While the results of this study are reliable, potential confounders were adjusted for and controlled for in the included studies, certain limitations exist. First, this study is retrospective, with data sourced from medical records and questionnaires, which may introduce bias. Second, the number of studies included for some influencing factors is relatively small. Therefore, future multicenter, large-sample prospective studies are needed for further validation. Thirdly, there is evidence of considerable heterogeneity in certain findings of this study, which may arise from factors including the geographical distribution of study populations, variations in research design, and characteristics of samples.
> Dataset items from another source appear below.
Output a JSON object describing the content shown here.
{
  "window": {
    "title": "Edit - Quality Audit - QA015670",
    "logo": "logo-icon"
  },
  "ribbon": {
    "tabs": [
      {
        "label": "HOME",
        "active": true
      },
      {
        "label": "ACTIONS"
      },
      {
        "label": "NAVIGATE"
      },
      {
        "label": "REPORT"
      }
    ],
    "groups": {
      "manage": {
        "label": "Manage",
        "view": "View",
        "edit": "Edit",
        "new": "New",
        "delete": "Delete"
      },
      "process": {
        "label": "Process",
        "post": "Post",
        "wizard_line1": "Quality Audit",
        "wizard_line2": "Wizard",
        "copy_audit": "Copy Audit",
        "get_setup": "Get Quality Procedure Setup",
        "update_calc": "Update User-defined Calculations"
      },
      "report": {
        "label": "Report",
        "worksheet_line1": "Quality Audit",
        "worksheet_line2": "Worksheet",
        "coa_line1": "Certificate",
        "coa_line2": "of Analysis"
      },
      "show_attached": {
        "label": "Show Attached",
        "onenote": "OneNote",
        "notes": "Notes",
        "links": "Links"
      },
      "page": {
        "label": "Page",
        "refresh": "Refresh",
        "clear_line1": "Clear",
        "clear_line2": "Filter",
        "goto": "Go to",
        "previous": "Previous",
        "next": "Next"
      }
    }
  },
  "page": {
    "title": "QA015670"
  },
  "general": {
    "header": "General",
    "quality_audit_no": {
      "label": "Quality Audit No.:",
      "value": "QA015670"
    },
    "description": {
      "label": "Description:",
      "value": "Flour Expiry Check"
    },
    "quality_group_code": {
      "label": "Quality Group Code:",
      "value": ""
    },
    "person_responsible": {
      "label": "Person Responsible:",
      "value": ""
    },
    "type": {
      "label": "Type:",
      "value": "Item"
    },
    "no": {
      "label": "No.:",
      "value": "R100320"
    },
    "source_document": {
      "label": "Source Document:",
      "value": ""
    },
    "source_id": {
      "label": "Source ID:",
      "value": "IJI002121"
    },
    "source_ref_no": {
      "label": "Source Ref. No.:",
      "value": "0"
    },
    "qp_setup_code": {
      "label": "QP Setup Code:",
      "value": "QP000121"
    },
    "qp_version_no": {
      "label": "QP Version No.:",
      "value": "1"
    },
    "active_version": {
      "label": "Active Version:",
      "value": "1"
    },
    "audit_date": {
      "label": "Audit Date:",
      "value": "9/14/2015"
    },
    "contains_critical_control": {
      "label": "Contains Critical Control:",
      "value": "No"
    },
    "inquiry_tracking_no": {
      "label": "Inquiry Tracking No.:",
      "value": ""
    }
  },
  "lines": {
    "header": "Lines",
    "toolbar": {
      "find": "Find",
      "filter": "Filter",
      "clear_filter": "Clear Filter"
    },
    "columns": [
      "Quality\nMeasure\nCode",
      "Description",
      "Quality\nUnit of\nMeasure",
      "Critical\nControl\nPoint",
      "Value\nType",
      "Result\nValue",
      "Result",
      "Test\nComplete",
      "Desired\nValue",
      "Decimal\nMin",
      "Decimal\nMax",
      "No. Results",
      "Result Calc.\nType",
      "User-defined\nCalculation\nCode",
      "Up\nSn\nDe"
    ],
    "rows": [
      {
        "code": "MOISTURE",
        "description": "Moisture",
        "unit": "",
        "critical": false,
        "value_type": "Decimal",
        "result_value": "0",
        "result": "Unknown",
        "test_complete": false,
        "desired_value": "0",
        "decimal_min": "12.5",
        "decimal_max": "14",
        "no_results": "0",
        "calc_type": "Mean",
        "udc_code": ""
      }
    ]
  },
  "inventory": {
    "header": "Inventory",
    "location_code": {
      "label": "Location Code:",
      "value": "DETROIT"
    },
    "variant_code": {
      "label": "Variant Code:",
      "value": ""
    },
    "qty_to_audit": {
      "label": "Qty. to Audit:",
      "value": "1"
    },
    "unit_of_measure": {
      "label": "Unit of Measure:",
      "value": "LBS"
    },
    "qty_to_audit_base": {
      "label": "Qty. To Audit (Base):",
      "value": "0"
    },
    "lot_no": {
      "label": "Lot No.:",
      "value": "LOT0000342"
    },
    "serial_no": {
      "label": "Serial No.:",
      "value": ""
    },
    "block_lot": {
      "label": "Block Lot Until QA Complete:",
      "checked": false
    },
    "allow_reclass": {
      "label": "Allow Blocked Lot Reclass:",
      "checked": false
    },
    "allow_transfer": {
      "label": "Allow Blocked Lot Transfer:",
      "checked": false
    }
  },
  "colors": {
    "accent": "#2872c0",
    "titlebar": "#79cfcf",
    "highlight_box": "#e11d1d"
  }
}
In summary, low educational attainment, limited disease awareness, age ≥45 years, inter-household monthly income disparity, low social support, advanced tumor stage, moderate to severe pain, and undergoing hysterectomy are risk factors for depression in cervical cancer patients. Therefore, it is essential to address the influencing factors of depression in cervical cancer patients through clinical and familial approaches, implementing individualized interventions to improve patients' negative psychological states, alleviate depressive emotions, and ultimately enhance their quality of life and survival duration.